2) Tech blogs are experiencing major talent turnover
I’m not going into the details why ReadWriteWeb, for example, lost plenty of its writers in 2010 (including myself), but it’s obvious that lots of writers moved around last year. Again – I’m not sure how that’s a sign of how the “Golden Age of tech blogging” has passed. It simply means that writers moved to places where they could earn more money, get more benefits and better support from editors. If anything, that means the Golden Age of tech blogging for the writers themselves is still going strong, as there is clearly a market for them.
3) The audience needs have changed, they want: faster, smaller, and social
That’s not a new trend. What’s worth noting, though, is that the attention, if it really has shifted, has shifted more towards the aggregators like Techmeme. Owyang also uses Mashable as an example of a blog that has shifted its strategies in the face of these trends. I would argue that Mashable long ceased to be a tech blog.
4) As space matures, business models solidify –giving room for new disruptors
This is, of course, true in every business. Given that the cost of entry into the tech blogging world is close to zero (or $20/month for a hosting account), there has always been space for disruptors.
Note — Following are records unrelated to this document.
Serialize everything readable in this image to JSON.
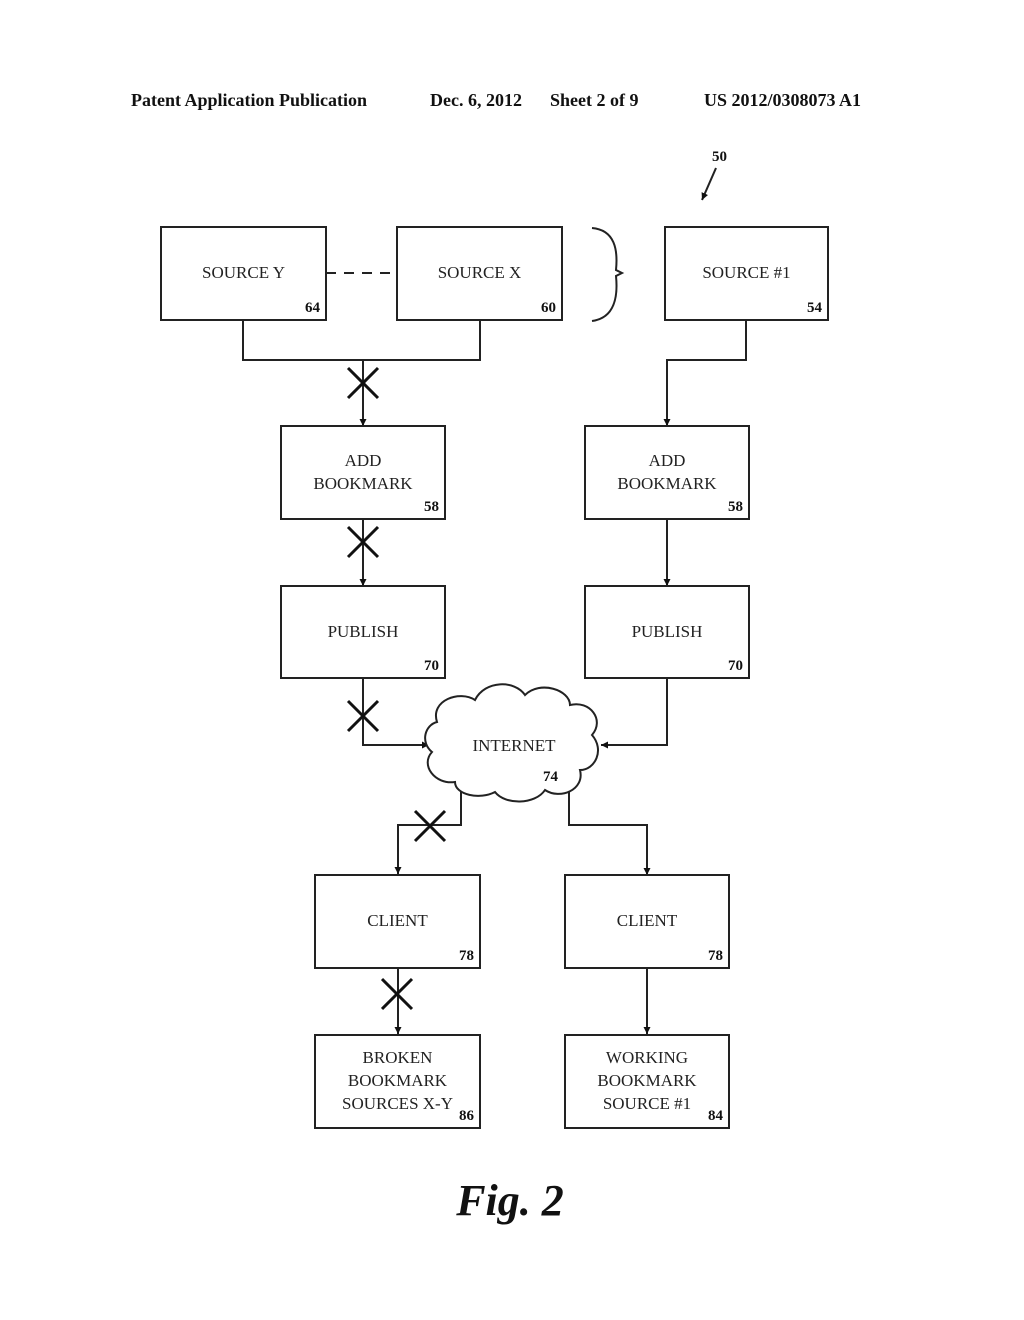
{
  "header": {
    "publication": "Patent Application Publication",
    "date": "Dec. 6, 2012",
    "sheet": "Sheet 2 of 9",
    "number": "US 2012/0308073 A1"
  },
  "figure": {
    "ref": "50",
    "caption": "Fig. 2",
    "nodes": {
      "source_y": {
        "lines": [
          "SOURCE Y"
        ],
        "ref": "64"
      },
      "source_x": {
        "lines": [
          "SOURCE X"
        ],
        "ref": "60"
      },
      "source_1": {
        "lines": [
          "SOURCE #1"
        ],
        "ref": "54"
      },
      "add_bookmark_left": {
        "lines": [
          "ADD",
          "BOOKMARK"
        ],
        "ref": "58"
      },
      "add_bookmark_right": {
        "lines": [
          "ADD",
          "BOOKMARK"
        ],
        "ref": "58"
      },
      "publish_left": {
        "lines": [
          "PUBLISH"
        ],
        "ref": "70"
      },
      "publish_right": {
        "lines": [
          "PUBLISH"
        ],
        "ref": "70"
      },
      "internet": {
        "lines": [
          "INTERNET"
        ],
        "ref": "74"
      },
      "client_left": {
        "lines": [
          "CLIENT"
        ],
        "ref": "78"
      },
      "client_right": {
        "lines": [
          "CLIENT"
        ],
        "ref": "78"
      },
      "broken_bookmark": {
        "lines": [
          "BROKEN",
          "BOOKMARK",
          "SOURCES X-Y"
        ],
        "ref": "86"
      },
      "working_bookmark": {
        "lines": [
          "WORKING",
          "BOOKMARK",
          "SOURCE #1"
        ],
        "ref": "84"
      }
    },
    "edges": [
      {
        "from": "source_y",
        "to": "add_bookmark_left",
        "broken": true
      },
      {
        "from": "source_x",
        "to": "add_bookmark_left",
        "broken": true
      },
      {
        "from": "add_bookmark_left",
        "to": "publish_left",
        "broken": true
      },
      {
        "from": "publish_left",
        "to": "internet",
        "broken": true
      },
      {
        "from": "internet",
        "to": "client_left",
        "broken": true
      },
      {
        "from": "client_left",
        "to": "broken_bookmark",
        "broken": true
      },
      {
        "from": "source_1",
        "to": "add_bookmark_right",
        "broken": false
      },
      {
        "from": "add_bookmark_right",
        "to": "publish_right",
        "broken": false
      },
      {
        "from": "publish_right",
        "to": "internet",
        "broken": false
      },
      {
        "from": "internet",
        "to": "client_right",
        "broken": false
      },
      {
        "from": "client_right",
        "to": "working_bookmark",
        "broken": false
      },
      {
        "from": "source_y",
        "to": "source_x",
        "style": "dashed"
      }
    ]
  }
}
Tech blogging isn’t an easy business, though (or an easy beat, for that matter), so we have seen relatively few people try to disrupt the business from the outside.
Oddly enough, Owyang also argues that “long gone is the scrappy new media entrepreneurs like Arrington who built a decent sized empire, cashed out, and moved on to to a traditional industry like venture capital.” This, of course, makes little sense, given that Arrington only cashed out a year ago, those at ReadWriteWeb who had equity only cashed out two or three weeks ago and that there are plenty of sites that could still cash out nicely in the future.
We’re just Getting Started
Basically then, I don’t agree that any of Owyang’s points demonstrate that the “Golden Age” of tech blogging is over. I do agree that we are at a turning point, though, but for very different reasons. I think the slow decline of ReadWriteWeb over the last year and a half, the high turnover at TechCrunch and a general sense of instability in the tech blogging world and the rising importance of the aggregators is opening up the door for disruptors large and small.
Saying "The golden age of tech blogging is over" feels a bit like saying "This party is over because these people I don't know showed up."